Sevgili hemşerim Bilgen Parlak; ben sana bir anımı anlatayım.
Ben Atatürk İlkokulunda öğrenciyken, Mehmet Amcan sınıf arkadaşımdı.
Sınıf öğretmenimiz bir gün bizi pikniğe götürmeye karar verdi.
Bir gün önceden bize haber verdi:
- Yarın pikniğe gideceğiz. Herkes yiyeceklerini getirsin.
Hepimiz sevindik. Eve gidince annelerimize söyledik. Pikniğe götüreceklerimizi hazırladık.
Sabahı zor ettik. Her gün okula gittiğimiz saatten daha erken evlerimizden çıktık. Okula daha çabuk vardık. Öğretmenimizi beklemeye başladık.
Öğretmen gelince bizi sizin köye doğru yürüttü. Sizin köyün altındaki çeşmenin başında, ağaçların gölgesinde durdurdu.
Öğretmen, Mehmet Amcanla, biz birkaç öğrenciyi dedenlerin evine gönderdi. Kilimler alıp getirdik. Ağaçların gölgesine serdik.
Biz ağaçların gölgesinde oynarken, deden ve nenen bize yemek gönderdi. Ekmek gönderdi. Sebze gönderdi. Meyve gönderdi.
Piknik yiyeceklerimiz gönlü güzel deden ve nenenin gönderdikleri ile düğün yemeğine döndü.
Yarım yüzyıldan fazla bir zaman geçti. O güzel günü, o güzel insanları unutmadım.
Sevgili hemşerim Bilgen Parlak; bu gün Kâhta toprağı seni bağrına bastı.
Ölüm haberini geç aldım. Kâhta’ya gelseydim de cenaze törenine yetişmem imkânsızdı. Cenazene katılmak, tabutuna omuz vermek isterdim.

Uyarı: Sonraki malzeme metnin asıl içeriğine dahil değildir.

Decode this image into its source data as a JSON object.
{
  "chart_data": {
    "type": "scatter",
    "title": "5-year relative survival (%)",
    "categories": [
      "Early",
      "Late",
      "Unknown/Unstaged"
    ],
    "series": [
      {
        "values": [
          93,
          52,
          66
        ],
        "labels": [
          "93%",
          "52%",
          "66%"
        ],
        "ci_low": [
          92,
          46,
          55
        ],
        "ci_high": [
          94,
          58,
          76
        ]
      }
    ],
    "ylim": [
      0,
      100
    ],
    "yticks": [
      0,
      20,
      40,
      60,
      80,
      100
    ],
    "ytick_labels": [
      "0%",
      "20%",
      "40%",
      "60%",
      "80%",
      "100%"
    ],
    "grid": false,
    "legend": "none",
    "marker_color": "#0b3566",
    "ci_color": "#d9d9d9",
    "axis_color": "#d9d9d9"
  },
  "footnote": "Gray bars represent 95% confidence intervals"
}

Seni ölümsüzlüğe uğurlamak isterdim.
Barış şehidimizi uğurlamak benim için görevdi. Olmadı. Beni af et.
Resmini paylaştığımı gören sevgili arkadaşım Nihat, cenaze törenindeymiş. Bana, cenazenin Kâhta’ya geldiğini, seni uğurladıklarını yazdı. Bir de cenaze töreninde çektiği resimleri gönderdi.
Oturdum ağladım.
Dedeni, neneni düşündüm.
Sevgili Hasan’ı, değerli hemşerim babanı düşündüm.
Sensiz kalan eşini düşündüm.
Babasız kalan Dünya güzeli iki küçük kızını düşündüm.
Seninle birlikte bedenleri parçalanan, Türkiye’nin her tarafına giden o güzel insanların ailelerini düşündüm.
Bir yıl önce evlenen genç karı kocayı, dokuz yaşındaki oğluyla ölen babayı, barış annesini, genç üniversite öğrencisi erkekleri, kızları, iki aylık öğretmeni, diğer öğretmenleri, işçileri, sendikacıları düşündüm.
Barış sevdalıları yaralıları düşündüm.
Parçalanmış çocuklarının bedenleri alamamış, hastane önünde bekleyen anne babaları düşündüm.
Barışı kana bulayan zihniyeti düşünüyorum ve lanetliyorum.
Bir gün mutlaka ülkemize kardeşlik havası hâkim olacaktır. Huzur gelecektir.
Kin, nefret ve ötekileştirme hastalığı son bulacaktır.
Güle güle gül yüzlü hemşerim Bilgen Parlak. Seni unutmayacağız.